Since a NaiveDate is not linked to any time zone (and it's not a timestamp), when you print it you won't see any zone info:

x.toString()
// => '2022-02-01T00:00:00.000'

y.toString()
// => '2022-02-01T10:00:00.000'

Getters and Setters

Just like Date, NaiveDate exposes the following getters and setters:

import NaiveDate from 'naive-date'

const x = new NaiveDate(2022, 1, 1, 10, 0, 0)

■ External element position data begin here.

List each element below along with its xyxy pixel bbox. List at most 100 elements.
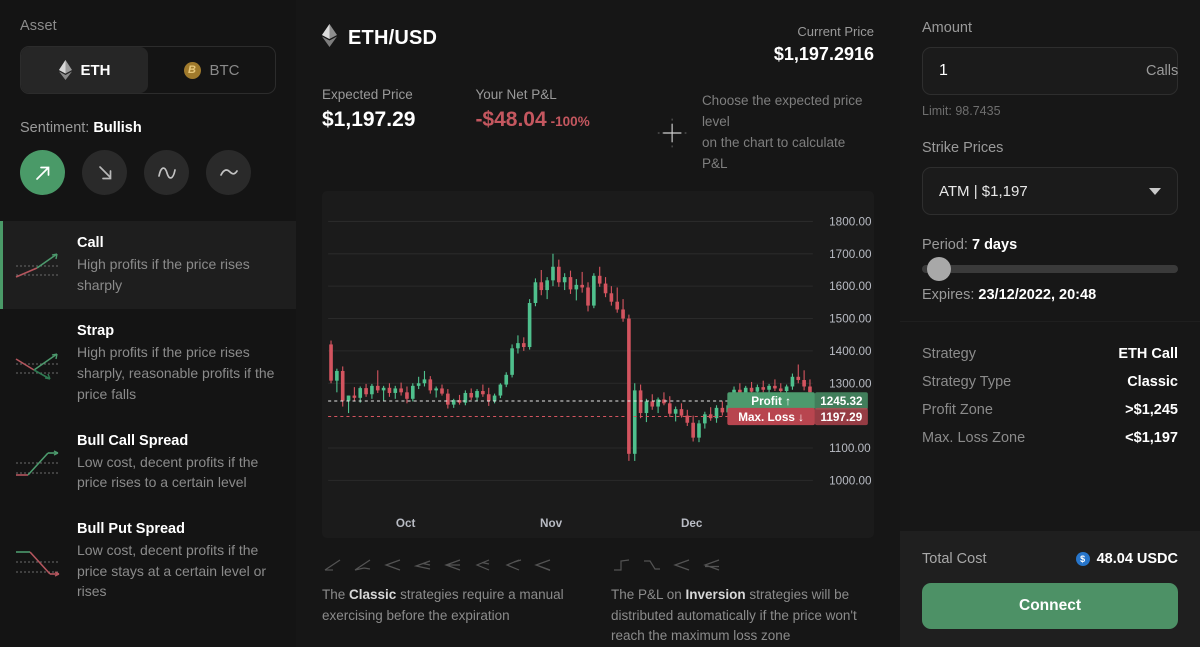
amount-input[interactable]	[939, 62, 1146, 80]
strategy-list: Call High profits if the price rises sha…	[0, 221, 296, 647]
strategy-name: Bull Call Spread	[77, 432, 189, 449]
current-price-label: Current Price	[797, 24, 874, 39]
classic-note-pre: The	[322, 587, 350, 603]
summary-key: Profit Zone	[922, 402, 993, 418]
period-slider[interactable]	[922, 257, 1178, 281]
strike-select[interactable]: ATM | $1,197	[922, 167, 1178, 215]
order-panel: Amount Calls Limit: 98.7435 Strike Price…	[900, 0, 1200, 647]
strategy-glyph-8	[534, 559, 551, 572]
cost-block: Total Cost $ 48.04 USDC Connect	[900, 531, 1200, 647]
chart-hint-line1: Choose the expected price level	[701, 93, 863, 129]
chart-hint: Choose the expected price level on the c…	[656, 91, 874, 175]
asset-label: Asset	[20, 18, 57, 34]
eth-icon	[58, 60, 72, 80]
arrow-down-right-icon	[98, 165, 111, 179]
inversion-note-icons	[611, 554, 874, 576]
asset-toggle[interactable]: ETH B BTC	[20, 46, 276, 94]
expected-price-label: Expected Price	[322, 87, 413, 102]
strategy-glyph-7	[505, 559, 522, 572]
crosshair-icon	[657, 118, 687, 148]
sentiment-volatile-button[interactable]	[144, 150, 189, 195]
inversion-glyph-2	[644, 560, 660, 571]
strategy-glyph-1	[324, 559, 341, 572]
summary-key: Strategy Type	[922, 374, 1012, 390]
strategy-notes: The Classic strategies require a manual …	[296, 538, 900, 647]
classic-note-bold: Classic	[349, 587, 397, 603]
sentiment-label: Sentiment:	[20, 120, 90, 136]
net-pnl-value-group: -$48.04 -100%	[475, 108, 589, 132]
stats-row: Expected Price $1,197.29 Your Net P&L -$…	[296, 65, 900, 175]
arrow-up-right-icon	[35, 166, 49, 180]
strategy-name: Bull Put Spread	[77, 521, 185, 538]
order-summary: Strategy ETH Call Strategy Type Classic Prof…	[900, 321, 1200, 452]
expires-value: 23/12/2022, 20:48	[978, 287, 1097, 303]
asset-option-btc-label: BTC	[209, 61, 240, 79]
strategy-desc: Low cost, decent profits if the price ri…	[77, 453, 259, 491]
summary-value: <$1,197	[1125, 430, 1178, 446]
expected-price-stat: Expected Price $1,197.29	[322, 87, 415, 132]
sentiment-bullish-button[interactable]	[20, 150, 65, 195]
amount-limit: Limit: 98.7435	[922, 104, 1001, 118]
app-root: Asset ETH B BTC Sentiment: Bullish Call …	[0, 0, 1200, 647]
inversion-note-bold: Inversion	[685, 587, 746, 603]
btc-icon: B	[183, 61, 201, 79]
amount-field[interactable]: Calls	[922, 47, 1178, 95]
total-cost-value-group: $ 48.04 USDC	[1075, 551, 1178, 567]
classic-note: The Classic strategies require a manual …	[322, 554, 585, 647]
strategy-desc: High profits if the price rises sharply	[77, 256, 250, 293]
strategy-item-bull-call-spread[interactable]: Bull Call Spread Low cost, decent profit…	[0, 419, 296, 507]
expected-price-value: $1,197.29	[322, 108, 416, 131]
inversion-glyph-4	[703, 559, 720, 572]
strike-value: ATM | $1,197	[939, 182, 1028, 200]
payoff-bull-call-spread-icon	[3, 433, 73, 493]
amount-unit: Calls	[1146, 63, 1179, 79]
inversion-glyph-3	[673, 559, 690, 572]
payoff-strap-icon	[3, 323, 73, 404]
pair-title-group: ETH/USD	[322, 24, 437, 52]
connect-button[interactable]: Connect	[922, 583, 1178, 629]
net-pnl-percent: -100%	[550, 114, 590, 129]
classic-note-icons	[322, 554, 585, 576]
summary-key: Max. Loss Zone	[922, 430, 1026, 446]
summary-row: Strategy Type Classic	[922, 368, 1178, 396]
chart-hint-line2: on the chart to calculate P&L	[701, 134, 846, 171]
sentiment-bearish-button[interactable]	[82, 150, 127, 195]
strategy-glyph-2	[354, 559, 371, 572]
sidebar: Asset ETH B BTC Sentiment: Bullish Call …	[0, 0, 296, 647]
asset-option-eth[interactable]: ETH	[21, 47, 148, 93]
net-pnl-label: Your Net P&L	[475, 87, 557, 102]
main-panel: ETH/USD Current Price $1,197.2916 Expect…	[296, 0, 900, 647]
strategy-text: Call High profits if the price rises sha…	[77, 235, 280, 295]
strategy-text: Bull Put Spread Low cost, decent profits…	[77, 521, 280, 602]
strike-label: Strike Prices	[922, 140, 1004, 156]
period-value: 7 days	[971, 237, 1018, 253]
main-header: ETH/USD Current Price $1,197.2916	[296, 0, 900, 65]
current-price-value: $1,197.2916	[773, 44, 874, 64]
strategy-name: Call	[77, 235, 104, 251]
candlestick-chart[interactable]	[322, 191, 874, 539]
summary-row: Max. Loss Zone <$1,197	[922, 424, 1178, 452]
period-label: Period:	[922, 237, 968, 253]
usdc-icon: $	[1075, 552, 1090, 566]
sentiment-value: Bullish	[93, 120, 142, 136]
strategy-item-call[interactable]: Call High profits if the price rises sha…	[0, 221, 296, 310]
period-slider-knob[interactable]	[927, 257, 952, 281]
expires-label: Expires:	[922, 287, 975, 303]
strategy-item-bull-put-spread[interactable]: Bull Put Spread Low cost, decent profits…	[0, 507, 296, 616]
strategy-glyph-4	[413, 560, 431, 571]
strategy-desc: Low cost, decent profits if the price st…	[77, 542, 267, 600]
sentiment-row: Sentiment: Bullish	[20, 120, 276, 136]
chevron-down-icon	[1149, 187, 1161, 195]
asset-option-btc[interactable]: B BTC	[148, 47, 275, 93]
summary-row: Strategy ETH Call	[922, 340, 1178, 368]
sentiment-neutral-button[interactable]	[206, 150, 251, 195]
sentiment-buttons	[20, 150, 276, 195]
total-cost-row: Total Cost $ 48.04 USDC	[922, 551, 1178, 567]
asset-option-eth-label: ETH	[80, 61, 111, 79]
price-chart[interactable]: 1800.00 1700.00 1600.00 1500.00 1400.00 1300.…	[322, 190, 874, 539]
strategy-item-strap[interactable]: Strap High profits if the price rises sh…	[0, 309, 296, 418]
strategy-glyph-6	[475, 559, 490, 572]
summary-value: ETH Call	[1118, 346, 1178, 362]
strategy-glyph-3	[384, 559, 401, 572]
summary-row: Profit Zone >$1,245	[922, 396, 1178, 424]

x.getFullYear()     // 2022
x.getMonth()        // 1
x.getDate()         // 1
x.getHours()        // 10
x.getMinutes()      // 0
x.getSeconds()      // 0
x.getMilliseconds() // 0
x.getDay()          // 2

x.setFullYear()
x.setMonth()
x.setDate()
x.setHours()
x.setMinutes()
x.setSeconds()
x.setMilliseconds()

There's no equivalent for getUTC... and setUTC... methods since they don't make sense (NaiveDate is not a timestamp).

There's no equivalent for getTimezoneOffset() either, since a NaiveDate, by definition, is not linked to any time zone.

Timezone converstions

Given a timestamp (i.e. a Date), use the static method from() to get the local time in a given time zone.

import NaiveDate from 'naive-date'

const x = new Date(Date.UTC(2022, 1, 1, 10, 0, 0))
// => 2022-02-01T10:00:00.000Z

const y = NaiveDate.from(x, 'Asia/Kolkata')
y.toString()
// => '2022-02-01T15:30:00.000'

const z = NaiveDate.from(x, 'America/New_York')
z.toString()
// => '2022-02-01T05:00:00.000'

And to do the opposite i.e. to get a timestamp given a NaiveDate and a timezone, use the instance method .toDate(). This method returns a Date.

import NaiveDate from 'naive-date'

const x = new NaiveDate(2022, 1, 1, 10, 0, 0)
x.toString()
// => '2022-02-01T10:00:00.000'

x.toDate('Asia/Kolkata')
// => 2022-02-01T04:30:00.000Z

x.toDate('America/New_York')
// => 2022-02-01T15:00:00.000Z

Tests

To run tests on the command line using node.js, run npm test.

To run them in the browser, open mocha.html.